Il che fa emergere anche degli aspetti controversi, non c’è dubbio. Dall’altra parte, vanno però tenuti presenti due fattori. Primo: il fronte intellettuale di cui stiamo parlando è articolato. E, soprattutto attraverso la Heritage Foundation, presenta innesti di liberalismo classico (specialmente per quel che concerne la difesa del Primo emendamento). In secondo luogo, bisogna aver ben chiaro che siamo in una fase di cambiamento del paradigma dal punto di vista geopolitico, economico e ideologico: stiamo, in altre parole, attraversando la crisi della globalizzazione a livello sistemico. È quindi in questo quadro che va inserita la lotta per l’egemonia culturale, portata avanti dall’amministrazione Trump. Il che, se vogliamo, spiega anche il clima di crescente polarizzazione che si registra negli Usa e, più in generale, in Occidente. Tra il vecchio e il nuovo paradigma, per definizione, non può esserci armonia. O prevale l’uno o prevale l’altro.

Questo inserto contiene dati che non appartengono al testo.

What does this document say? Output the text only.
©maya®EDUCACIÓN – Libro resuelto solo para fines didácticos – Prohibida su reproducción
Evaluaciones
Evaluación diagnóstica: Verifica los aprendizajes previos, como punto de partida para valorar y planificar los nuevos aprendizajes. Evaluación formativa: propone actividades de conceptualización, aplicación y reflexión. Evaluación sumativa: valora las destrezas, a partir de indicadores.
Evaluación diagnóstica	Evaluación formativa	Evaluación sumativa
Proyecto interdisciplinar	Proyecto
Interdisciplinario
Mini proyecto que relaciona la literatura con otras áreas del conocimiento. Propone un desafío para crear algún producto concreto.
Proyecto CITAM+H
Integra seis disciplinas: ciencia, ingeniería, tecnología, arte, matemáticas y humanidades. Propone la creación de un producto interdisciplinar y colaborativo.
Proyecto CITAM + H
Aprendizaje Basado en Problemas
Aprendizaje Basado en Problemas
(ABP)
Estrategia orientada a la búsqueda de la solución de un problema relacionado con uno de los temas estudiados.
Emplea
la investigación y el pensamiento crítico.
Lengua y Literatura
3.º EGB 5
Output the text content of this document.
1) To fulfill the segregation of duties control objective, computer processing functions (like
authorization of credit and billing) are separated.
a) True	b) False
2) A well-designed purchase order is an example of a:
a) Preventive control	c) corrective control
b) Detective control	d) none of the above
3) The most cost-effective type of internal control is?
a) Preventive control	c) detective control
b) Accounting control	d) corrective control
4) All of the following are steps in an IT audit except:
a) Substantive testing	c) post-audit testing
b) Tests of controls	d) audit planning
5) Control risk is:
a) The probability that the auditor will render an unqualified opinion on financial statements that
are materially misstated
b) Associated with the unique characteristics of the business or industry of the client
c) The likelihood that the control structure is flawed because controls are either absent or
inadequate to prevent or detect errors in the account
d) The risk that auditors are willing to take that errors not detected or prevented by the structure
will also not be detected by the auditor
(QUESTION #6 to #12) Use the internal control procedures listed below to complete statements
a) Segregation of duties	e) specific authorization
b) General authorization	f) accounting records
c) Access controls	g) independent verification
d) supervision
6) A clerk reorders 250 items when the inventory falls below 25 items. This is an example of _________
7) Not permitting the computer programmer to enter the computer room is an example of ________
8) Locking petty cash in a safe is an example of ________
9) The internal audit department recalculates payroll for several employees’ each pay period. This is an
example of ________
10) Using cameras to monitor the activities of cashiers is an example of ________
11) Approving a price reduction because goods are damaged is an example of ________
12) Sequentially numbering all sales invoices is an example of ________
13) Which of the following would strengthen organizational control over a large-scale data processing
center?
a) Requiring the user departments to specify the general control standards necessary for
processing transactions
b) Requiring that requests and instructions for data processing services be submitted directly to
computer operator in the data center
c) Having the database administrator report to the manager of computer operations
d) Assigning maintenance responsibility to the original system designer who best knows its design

Forse quando Trump, durante l’insediamento, parlò di una «nuova età dell’oro» per l’America non stava usando soltanto una espressione retorica. Le più grandi rivoluzioni nella Storia sono state fatte, nel bene o nel male, predicando la restaurazione di un passato idealizzato. L’arroccamento, oggi, delle élites progressiste la dice lunga. Il loro fallimento storico è ormai conclamato. E adesso, davanti alla prospettiva concreta di un tramonto del loro potere, hanno sempre più paura.